The servant with the tray of tiny cups squirmed, edging away from the Khagan. Like an animal that senses weakness in its prey, Ogedei lashed out with a wordless yell. The tray flew out of the little man’s hands, spattering the crowd with thick red wine like drops of blood.
The Khagan then whirled with surprising and sudden poise on Gansukh, his hands clawing at the warrior’s new robe. Gansukh was hauled forward until his face was a mere aid from the Khagan’s.
Ogedei’s face turned as dark as the wine, anger bringing a dangerous flush to his already ruddy cheeks. Suddenly, like a dog, he leaned forward, and his teeth snapped at Gansukh’s cheek. “I… will…do…as…I…please!” he ground out, spraying spittle on Gansukh, then drew back like a snake, lips curled in an awful, writhing snarl.

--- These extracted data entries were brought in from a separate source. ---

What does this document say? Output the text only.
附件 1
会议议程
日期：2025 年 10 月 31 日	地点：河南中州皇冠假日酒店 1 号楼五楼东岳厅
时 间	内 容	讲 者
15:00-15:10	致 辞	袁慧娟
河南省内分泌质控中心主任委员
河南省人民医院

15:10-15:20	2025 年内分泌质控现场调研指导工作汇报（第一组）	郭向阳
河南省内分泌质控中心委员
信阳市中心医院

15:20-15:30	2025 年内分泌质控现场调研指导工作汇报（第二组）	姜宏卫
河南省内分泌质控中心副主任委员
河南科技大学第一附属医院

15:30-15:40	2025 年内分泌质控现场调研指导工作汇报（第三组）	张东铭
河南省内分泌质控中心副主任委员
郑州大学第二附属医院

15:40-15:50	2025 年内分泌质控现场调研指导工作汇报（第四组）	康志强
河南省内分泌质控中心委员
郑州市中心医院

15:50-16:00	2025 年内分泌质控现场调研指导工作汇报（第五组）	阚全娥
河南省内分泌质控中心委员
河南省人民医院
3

Gansukh kept silent, clamping his jaw tightly shut. He had said all that he had come to say. The Khagan would either listen or not. In the periphery of his vision, he could see the wide eyes of a few of the faces surrounding them. Flush with fear and excitement, there was no doubt in their minds that the Khagan, as soon as he could speak through his overwhelming rage, would order Gansukh to be broken—first the knees and then his ribs—before he would be placed beneath the boards so that horses could be ridden across his fractured body…a slow, suffocating, bone-cracking death for this inexplicable impudence and insult.
He did not look away from the Khagan, wordlessly challenging Ogedei to give the order. It is not a suitable death for a warrior, he thought. But that does not make me less of one.
The corner of Ogedei’s left eye began to twitch, and he forcefully shoved Gansukh away, pushing him against the table. “Give me the cup,” he snarled. “I will be the judge of whether it is worthy.”
Gansukh dropped to his knees, lowering his gaze to look down at the Khagan’s feet. “Yes, my Khan,” he murmured. His vision blurred, and he swayed, gasping for air. He heard the sound of hooves rattling against wood, and after a moment he realized it was only the echo of his own pounding heart.
Someone pressed the cup into his hands—too fearful, clearly, to give it to the Khagan himself. With shaking legs, Gansukh got to his feet and offered the vessel.
Ogedei snatched it from him. “Wine!” he shouted. “Why is there no wine in this cup?” A dozen bodies sprang forward, offering to fill the Khagan’s chalice with their own half-filled cups.
With a grunt, Ogedei turned and smashed the cup across Gansukh’s face.
Gansukh’s eyes filled with tears, and the room became a blur as he spun and fell to his hands and knees. There was blood in his mouth, and it felt like a hot coal had been ground into his cheek.
Something heavy fell against his body, and he stiffened, trying to keep from collapsing entirely to the floor. Planks. His hands clenched with panic. But it was only a man, leaning on him, clutching at his shoulders, his hot, stinking breath washing over his bloody cheek. He tried to focus on a glittering object that floated in his field of vision, and blinking through the tears, he realized it was the cup—his gift to Ogedei.
It had fared better than his cheek.
“It is a good cup,” the Khagan hissed in his ear. “Get out of my sight, young pony, before I change my mind.”